Ok, now on to the tutorial. I have to give a special thanks to Rambling Renovators first and foremost for the inspiration behind this project. If you haven’t checked out their paneled wall yet, you must do that. They even went the extra step and added some pretty trim to each of the boards. I LOVE the look. We didn’t add any trim to our version so it’s a little more modern for the boy’s room, but both styles look great!
1st: Since there is no need to change what’s already a good thing, I used RR’s measurements for the boards and had them cut the same width. I bought 2, 4×8 sheets of MDF a 1/2 inch thick at Home Depot for $20 each, and had them cut the sheets into 4 inch wide, 8ft long strips for me.
NOTE: If I were to do this again, I would splurge and buy primed MDF to cut back the painting time a little. I’m not sure if the primed MDF is sold in big sheets like this, but I would think so?
2nd: Paint your wall white, or whatever color you will be doing this BEFORE you add the boards. Trust me. :) You should also lightly sand the boards so they are very smooth and clean up any rough edges. And if you want to be super efficient, you could paint your boards before you nail them up too. I didn’t do that of course. :)
3rd: I made a frame around the wall with the boards first, and just nailed them up with the nail gun.
4th: Then me and my husband measured the wall and marked the center, and nailed a board up. We thought it would be easier this way to figure out the rest of the sizes of the boxes.
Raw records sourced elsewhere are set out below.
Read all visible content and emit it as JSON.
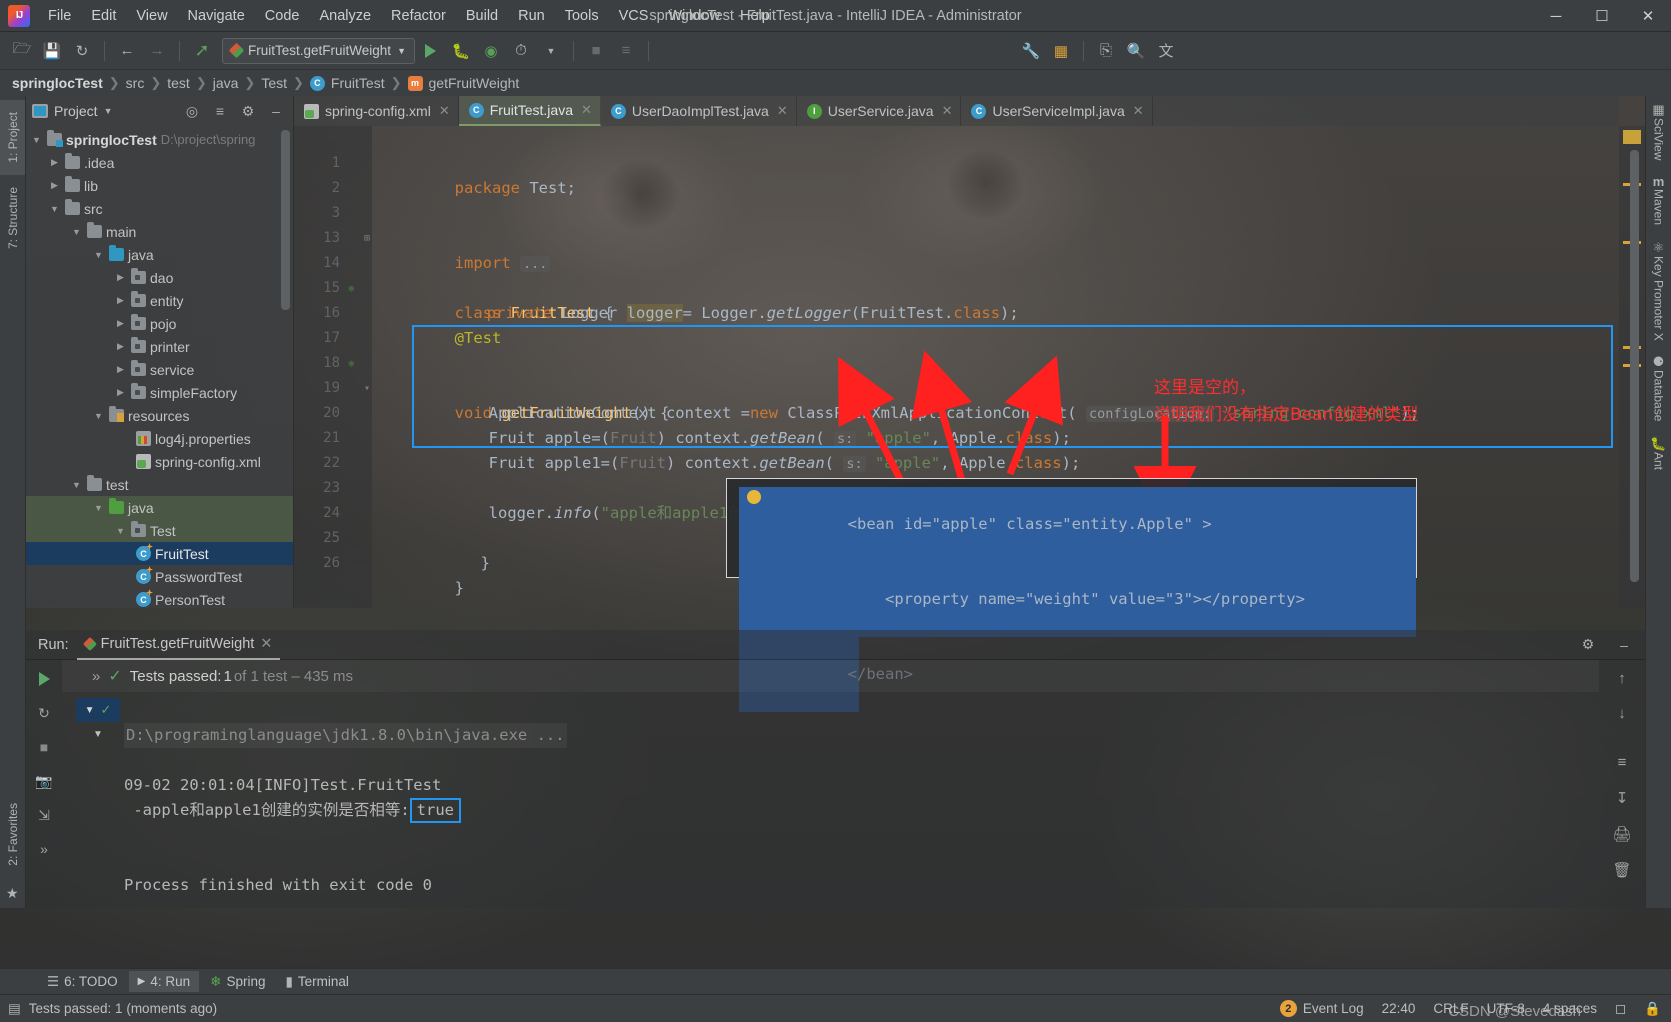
{
  "window": {
    "title": "springlocTest - FruitTest.java - IntelliJ IDEA - Administrator",
    "minimize": "─",
    "maximize": "☐",
    "close": "✕"
  },
  "menubar": [
    "File",
    "Edit",
    "View",
    "Navigate",
    "Code",
    "Analyze",
    "Refactor",
    "Build",
    "Run",
    "Tools",
    "VCS",
    "Window",
    "Help"
  ],
  "toolbar": {
    "run_config": "FruitTest.getFruitWeight",
    "icons": [
      "open-folder-icon",
      "save-icon",
      "sync-icon",
      "back-arrow-icon",
      "forward-arrow-icon",
      "build-hammer-icon",
      "run-icon",
      "debug-icon",
      "run-coverage-icon",
      "profiler-icon",
      "stop-icon",
      "run-anything-icon",
      "wrench-icon",
      "project-structure-icon",
      "update-icon",
      "search-icon",
      "translate-icon"
    ]
  },
  "breadcrumb": [
    "springlocTest",
    "src",
    "test",
    "java",
    "Test",
    "FruitTest",
    "getFruitWeight"
  ],
  "left_rail": [
    "1: Project",
    "7: Structure",
    "2: Favorites"
  ],
  "right_rail": [
    "SciView",
    "Maven",
    "Key Promoter X",
    "Database",
    "Ant"
  ],
  "project_panel": {
    "title": "Project",
    "buttons": [
      "locate-icon",
      "collapse-all-icon",
      "settings-gear-icon",
      "hide-icon"
    ],
    "tree": [
      {
        "label": "springlocTest",
        "path": "D:\\project\\spring",
        "depth": 0,
        "arrow": "down",
        "icon": "module-folder",
        "bold": true
      },
      {
        "label": ".idea",
        "depth": 1,
        "arrow": "right",
        "icon": "folder"
      },
      {
        "label": "lib",
        "depth": 1,
        "arrow": "right",
        "icon": "folder"
      },
      {
        "label": "src",
        "depth": 1,
        "arrow": "down",
        "icon": "folder"
      },
      {
        "label": "main",
        "depth": 2,
        "arrow": "down",
        "icon": "folder"
      },
      {
        "label": "java",
        "depth": 3,
        "arrow": "down",
        "icon": "source-folder-blue"
      },
      {
        "label": "dao",
        "depth": 4,
        "arrow": "right",
        "icon": "package"
      },
      {
        "label": "entity",
        "depth": 4,
        "arrow": "right",
        "icon": "package"
      },
      {
        "label": "pojo",
        "depth": 4,
        "arrow": "right",
        "icon": "package"
      },
      {
        "label": "printer",
        "depth": 4,
        "arrow": "right",
        "icon": "package"
      },
      {
        "label": "service",
        "depth": 4,
        "arrow": "right",
        "icon": "package"
      },
      {
        "label": "simpleFactory",
        "depth": 4,
        "arrow": "right",
        "icon": "package"
      },
      {
        "label": "resources",
        "depth": 3,
        "arrow": "down",
        "icon": "resource-folder"
      },
      {
        "label": "log4j.properties",
        "depth": 4,
        "arrow": "none",
        "icon": "properties-file"
      },
      {
        "label": "spring-config.xml",
        "depth": 4,
        "arrow": "none",
        "icon": "spring-xml-file"
      },
      {
        "label": "test",
        "depth": 2,
        "arrow": "down",
        "icon": "folder"
      },
      {
        "label": "java",
        "depth": 3,
        "arrow": "down",
        "icon": "test-source-folder-green",
        "highlight": "green"
      },
      {
        "label": "Test",
        "depth": 4,
        "arrow": "down",
        "icon": "package",
        "highlight": "green"
      },
      {
        "label": "FruitTest",
        "depth": 5,
        "arrow": "none",
        "icon": "java-test-class",
        "selected": true
      },
      {
        "label": "PasswordTest",
        "depth": 5,
        "arrow": "none",
        "icon": "java-test-class"
      },
      {
        "label": "PersonTest",
        "depth": 5,
        "arrow": "none",
        "icon": "java-test-class"
      }
    ]
  },
  "editor_tabs": [
    {
      "label": "spring-config.xml",
      "icon": "spring-xml-file",
      "active": false
    },
    {
      "label": "FruitTest.java",
      "icon": "java-test-class",
      "active": true
    },
    {
      "label": "UserDaoImplTest.java",
      "icon": "java-test-class",
      "active": false
    },
    {
      "label": "UserService.java",
      "icon": "java-interface",
      "active": false
    },
    {
      "label": "UserServiceImpl.java",
      "icon": "java-class",
      "active": false
    }
  ],
  "code": {
    "lines": [
      {
        "n": "1",
        "text": "package Test;"
      },
      {
        "n": "2",
        "text": ""
      },
      {
        "n": "3",
        "text": "import ...",
        "fold": true
      },
      {
        "n": "13",
        "text": ""
      },
      {
        "n": "14",
        "text": "class FruitTest {",
        "gmark": true
      },
      {
        "n": "15",
        "text": "    private Logger logger= Logger.getLogger(FruitTest.class);"
      },
      {
        "n": "16",
        "text": "@Test"
      },
      {
        "n": "17",
        "text": "void getFruitWeight() {",
        "gmark": true,
        "fold": true
      },
      {
        "n": "18",
        "text": ""
      },
      {
        "n": "19",
        "text": "ApplicationContext context =new ClassPathXmlApplicationContext( configLocation: \"spring-config.xml\");"
      },
      {
        "n": "20",
        "text": "Fruit apple=(Fruit) context.getBean( s: \"apple\", Apple.class);"
      },
      {
        "n": "21",
        "text": "Fruit apple1=(Fruit) context.getBean( s: \"apple\", Apple.class);"
      },
      {
        "n": "22",
        "text": "logger.info(\"apple和apple1创建的实例是否相等:\"+(apple==apple1));",
        "bulb": true
      },
      {
        "n": "23",
        "text": ""
      },
      {
        "n": "24",
        "text": ""
      },
      {
        "n": "25",
        "text": "    }"
      },
      {
        "n": "26",
        "text": "}"
      }
    ]
  },
  "xml_popup": {
    "lines": [
      "<bean id=\"apple\" class=\"entity.Apple\" >",
      "    <property name=\"weight\" value=\"3\"></property>",
      "</bean>"
    ]
  },
  "annotations": {
    "line1": "这里是空的，",
    "line2": "说明我们没有指定Bean创建的类型",
    "color": "#ff2d2d"
  },
  "run_panel": {
    "label": "Run:",
    "tab": "FruitTest.getFruitWeight",
    "tests_passed_prefix": "Tests passed: ",
    "tests_passed_count": "1",
    "tests_passed_suffix": " of 1 test – 435 ms",
    "console": {
      "cmd": "D:\\programinglanguage\\jdk1.8.0\\bin\\java.exe ...",
      "log_line1": "09-02 20:01:04[INFO]Test.FruitTest",
      "log_line2_prefix": " -apple和apple1创建的实例是否相等:",
      "log_line2_value": "true",
      "exit_line": "Process finished with exit code 0"
    },
    "toolbar_icons": [
      "rerun-icon",
      "rerun-failed-icon",
      "stop-icon",
      "camera-icon",
      "export-icon",
      "expand-icon"
    ],
    "right_icons": [
      "scroll-up-icon",
      "scroll-down-icon",
      "soft-wrap-icon",
      "scroll-to-end-icon",
      "print-icon",
      "trash-icon"
    ],
    "header_icons": [
      "settings-gear-icon",
      "hide-icon"
    ]
  },
  "bottom_tabs": [
    {
      "label": "6: TODO",
      "icon": "todo-icon",
      "active": false
    },
    {
      "label": "4: Run",
      "icon": "run-icon",
      "active": true
    },
    {
      "label": "Spring",
      "icon": "spring-leaf-icon",
      "active": false
    },
    {
      "label": "Terminal",
      "icon": "terminal-icon",
      "active": false
    }
  ],
  "statusbar": {
    "message": "Tests passed: 1 (moments ago)",
    "time": "22:40",
    "line_separator": "CRLF",
    "encoding": "UTF-8",
    "indent": "4 spaces",
    "event_log": "Event Log",
    "event_log_count": "2",
    "watermark": "CSDN @Stevedash"
  },
  "colors": {
    "accent_blue": "#2196f3",
    "annotation_red": "#ff2d2d",
    "selection_blue": "#2f5e9e",
    "tab_active_green": "#7f9a68",
    "string_green": "#6a8759",
    "keyword_orange": "#cc7832"
  }
}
But I’m not sure if that was the easiest way or not…
5th: Now this is the fun part. And I swear, if “Dumb and Dumber” had a sequel, me and hubby could have the starring roles. For this part, you need to do some math (or just keep measuring over and over and over like we did) and figure out the spacing for your next vertical boards. I’ve never really done that math formula that is out there to figure out spacing of boxes–that is why my Dad usually plugs all of that into his drafting program. But my Dad wasn’t lucky enough to work on this project, so D&D got er’ done by the grace of God. Somehow, we got them all spaced correctly. And that’s all I can really say about this step. :)
6th: And for this step, you again need to figure out where you want your next smaller pieces to fit to make the “boxes.” And again with God’s help, we spaced them out correctly. :) This is the part where you decide if you want squares, rectangles, lots of boxes, not a lot of boxes, etc, etc. We chose a smaller row up top and on bottom, so we would have big rectangles in the middle. My husband used our miter saw to cut all of the pieces of MDF to fit in between the vertical boards.
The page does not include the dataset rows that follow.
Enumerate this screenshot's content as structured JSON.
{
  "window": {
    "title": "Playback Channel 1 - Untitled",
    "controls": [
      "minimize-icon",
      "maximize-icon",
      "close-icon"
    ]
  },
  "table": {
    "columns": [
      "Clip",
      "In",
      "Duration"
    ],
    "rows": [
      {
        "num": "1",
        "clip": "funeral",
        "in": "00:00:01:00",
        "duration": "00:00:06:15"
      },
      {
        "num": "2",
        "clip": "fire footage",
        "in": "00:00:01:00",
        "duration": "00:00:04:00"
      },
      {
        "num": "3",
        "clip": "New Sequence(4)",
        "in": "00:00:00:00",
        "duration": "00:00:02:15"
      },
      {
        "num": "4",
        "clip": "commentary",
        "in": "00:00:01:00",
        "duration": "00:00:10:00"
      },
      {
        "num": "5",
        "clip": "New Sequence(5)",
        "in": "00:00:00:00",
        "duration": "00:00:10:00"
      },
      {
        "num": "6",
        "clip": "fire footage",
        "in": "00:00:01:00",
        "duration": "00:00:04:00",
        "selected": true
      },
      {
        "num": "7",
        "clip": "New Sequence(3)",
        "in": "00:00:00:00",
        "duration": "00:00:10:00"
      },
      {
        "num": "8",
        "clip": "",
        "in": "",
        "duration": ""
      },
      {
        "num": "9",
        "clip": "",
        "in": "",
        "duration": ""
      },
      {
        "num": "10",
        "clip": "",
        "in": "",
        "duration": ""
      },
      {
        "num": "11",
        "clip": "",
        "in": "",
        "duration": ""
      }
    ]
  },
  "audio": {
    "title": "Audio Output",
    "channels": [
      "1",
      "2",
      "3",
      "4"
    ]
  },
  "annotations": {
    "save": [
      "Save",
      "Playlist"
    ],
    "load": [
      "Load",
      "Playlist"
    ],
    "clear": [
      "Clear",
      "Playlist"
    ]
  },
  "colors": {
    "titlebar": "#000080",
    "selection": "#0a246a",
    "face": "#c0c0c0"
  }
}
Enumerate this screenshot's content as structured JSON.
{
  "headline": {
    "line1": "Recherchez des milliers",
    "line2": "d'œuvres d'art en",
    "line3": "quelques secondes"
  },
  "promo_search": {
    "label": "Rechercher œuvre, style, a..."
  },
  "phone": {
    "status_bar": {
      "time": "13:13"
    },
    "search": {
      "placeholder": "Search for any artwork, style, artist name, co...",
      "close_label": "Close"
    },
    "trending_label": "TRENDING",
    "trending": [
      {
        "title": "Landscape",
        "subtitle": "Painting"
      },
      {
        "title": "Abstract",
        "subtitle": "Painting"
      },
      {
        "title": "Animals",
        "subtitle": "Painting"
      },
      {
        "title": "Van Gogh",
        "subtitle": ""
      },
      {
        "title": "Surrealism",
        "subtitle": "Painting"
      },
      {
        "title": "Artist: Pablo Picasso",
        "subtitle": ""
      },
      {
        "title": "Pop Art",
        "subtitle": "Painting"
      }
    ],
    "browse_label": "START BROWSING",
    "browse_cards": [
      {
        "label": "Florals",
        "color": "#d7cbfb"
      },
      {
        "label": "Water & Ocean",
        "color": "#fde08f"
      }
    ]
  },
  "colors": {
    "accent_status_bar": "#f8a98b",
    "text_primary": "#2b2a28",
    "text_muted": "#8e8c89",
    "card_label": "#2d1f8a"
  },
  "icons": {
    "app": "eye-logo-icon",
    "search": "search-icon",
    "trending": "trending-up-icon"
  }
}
7th: And when everything is all nailed up, all you have to do now is caulk all of the seams and spackle the nail holes. You will want to lightly sand your nail holes when finished.
8th: Then paint! I painted about 4 coats of a white semi-gloss (SW Navajo White, our trim color in the house). The first coat I used the small foam roller, and for the 2nd coat I used a brush. Then switched back to the foam roller. I’d use just the roller next time around so you don’t have to worry about brush strokes.
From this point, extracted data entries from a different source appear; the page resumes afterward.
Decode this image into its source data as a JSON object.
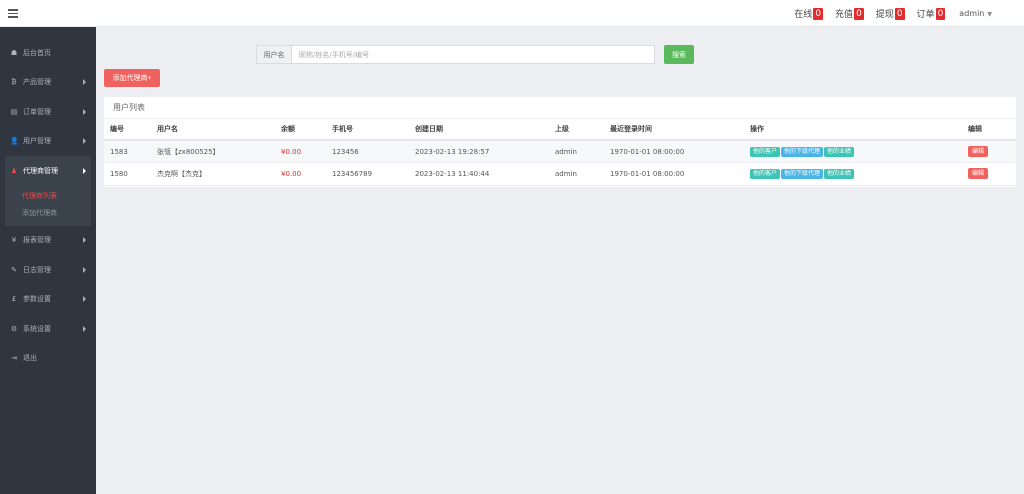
{
  "topbar": {
    "items": [
      {
        "label": "在线",
        "count": "0"
      },
      {
        "label": "充值",
        "count": "0"
      },
      {
        "label": "提现",
        "count": "0"
      },
      {
        "label": "订单",
        "count": "0"
      }
    ],
    "user": "admin"
  },
  "sidebar": {
    "items": [
      {
        "icon": "☗",
        "label": "后台首页"
      },
      {
        "icon": "₿",
        "label": "产品管理"
      },
      {
        "icon": "▤",
        "label": "订单管理"
      },
      {
        "icon": "👤",
        "label": "用户管理"
      },
      {
        "icon": "♟",
        "label": "代理商管理"
      },
      {
        "icon": "¥",
        "label": "报表管理"
      },
      {
        "icon": "✎",
        "label": "日志管理"
      },
      {
        "icon": "£",
        "label": "参数设置"
      },
      {
        "icon": "⚙",
        "label": "系统设置"
      },
      {
        "icon": "⇥",
        "label": "退出"
      }
    ],
    "submenu": [
      "代理商列表",
      "添加代理商"
    ]
  },
  "search": {
    "label": "用户名",
    "placeholder": "昵称/姓名/手机号/编号",
    "button": "搜索"
  },
  "add_button": "添加代理商+",
  "panel_title": "用户列表",
  "table": {
    "headers": [
      "编号",
      "用户名",
      "余额",
      "手机号",
      "创建日期",
      "上级",
      "最近登录时间",
      "操作",
      "编辑"
    ],
    "rows": [
      {
        "id": "1583",
        "name": "张瓴【zx800525】",
        "balance": "¥0.00",
        "phone": "123456",
        "created": "2023-02-13 19:28:57",
        "parent": "admin",
        "last_login": "1970-01-01 08:00:00"
      },
      {
        "id": "1580",
        "name": "杰克啊【杰克】",
        "balance": "¥0.00",
        "phone": "123456789",
        "created": "2023-02-13 11:40:44",
        "parent": "admin",
        "last_login": "1970-01-01 08:00:00"
      }
    ],
    "ops": [
      "他的客户",
      "他的下级代理",
      "他的业绩"
    ],
    "edit": "编辑"
  }
}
And if you are curious about the MDF sticking out from the baseboards because it is 1/2 thick, yes it does overlap a bit but it surprisingly doesn’t bother me. I’m not going to let our wimpy 1/4 inch baseboards prevent me from adding chunky molding anymore. :) And since no one will be looking at this particular wall from a side view, it really does not matter at all.
And as we look back, this is what the wall looked like before…
Not bad for $40 right?? :) I still have a few areas I need to touch up but nothing major. Just a few nail holes that I didn’t sand well enough before I painted.
You CAN do this!! I am totally jealous of my stepson’s room now. I want it in ours. :)
More progress to come in his room!
I hope I covered everything, and hope you like it!